English    Türkçe    فارسی   

4
2298-2307

  • O nedamet, gam ve elem karanlığı yüzünden yükünü bağladı... Fakat gündüz geldi mi gecenin sözünü mahveder!
  • O gam karanlığı gitti de hoşluk vakti geldi mi gönülden de onun neticesi, o derdin doğurduğu nedamet geçip gider!
  • O adam, tövbe eder ama akıl piri ona “Tekrar dünyaya döndürülseler yine yapma denen şeylere bulaşırlar.

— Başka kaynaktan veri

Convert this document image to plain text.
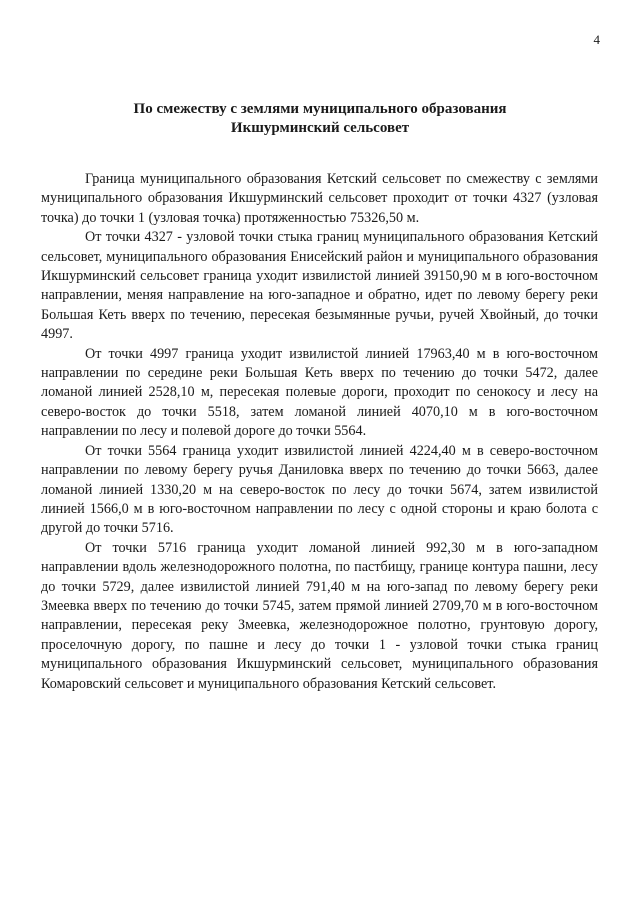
4
По смежеству с землями муниципального образования
Икшурминский сельсовет

Граница муниципального образования Кетский сельсовет по смежеству с землями муниципального образования Икшурминский сельсовет проходит от точки 4327 (узловая точка) до точки 1 (узловая точка) протяженностью 75326,50 м.

От точки 4327 - узловой точки стыка границ муниципального образования Кетский сельсовет, муниципального образования Енисейский район и муниципального образования Икшурминский сельсовет граница уходит извилистой линией 39150,90 м в юго-восточном направлении, меняя направление на юго-западное и обратно, идет по левому берегу реки Большая Кеть вверх по течению, пересекая безымянные ручьи, ручей Хвойный, до точки 4997.

От точки 4997 граница уходит извилистой линией 17963,40 м в юго-восточном направлении по середине реки Большая Кеть вверх по течению до точки 5472, далее ломаной линией 2528,10 м, пересекая полевые дороги, проходит по сенокосу и лесу на северо-восток до точки 5518, затем ломаной линией 4070,10 м в юго-восточном направлении по лесу и полевой дороге до точки 5564.

От точки 5564 граница уходит извилистой линией 4224,40 м в северо-восточном направлении по левому берегу ручья Даниловка вверх по течению до точки 5663, далее ломаной линией 1330,20 м на северо-восток по лесу до точки 5674, затем извилистой линией 1566,0 м в юго-восточном направлении по лесу с одной стороны и краю болота с другой до точки 5716.

От точки 5716 граница уходит ломаной линией 992,30 м в юго-западном направлении вдоль железнодорожного полотна, по пастбищу, границе контура пашни, лесу до точки 5729, далее извилистой линией 791,40 м на юго-запад по левому берегу реки Змеевка вверх по течению до точки 5745, затем прямой линией 2709,70 м в юго-восточном направлении, пересекая реку Змеевка, железнодорожное полотно, грунтовую дорогу, проселочную дорогу, по пашне и лесу до точки 1 - узловой точки стыка границ муниципального образования Икшурминский сельсовет, муниципального образования Комаровский сельсовет и муниципального образования Кетский сельсовет.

Onları yaparlar” diye bağırıp durur. 2300
  • Vehim aklın zıddıdır, onunla savaşır durur. Ona benzer ama o değildir. Akla sahip olan Musa aleyhsselâm’ın vehim sahibi olan Firavunla soru ve cevabı
  • Ey yiğit, akıl, şehvetin zıddıdır... Şehveti dokuyan akla akıl deme.
  • Şehvete mağlûp olana vehim de... Vehim, halis akıllar altınının kalpıdır.
  • Vehimle akıl, mihenk olmadıkça meydana çıkmaz. Her ikisini de hemen mihenge vur.
  • Bu mihenk de Kur’an’dır. Peygamberlerin halidir... Mihenk kalpa gel der.
  • Gel de benim yüzümden ne hale girdiğini gör... Çünkü sen benim ne inişimin ehlisin ne çıkışımın! 2305
  • Aklı bir testere ikiye biçse o ateşteki altın gibi yine gülümser.
  • Vehim, âlemleri yakan Firavundur; akıl, canları parlatan aydınlatan Musa’nındır.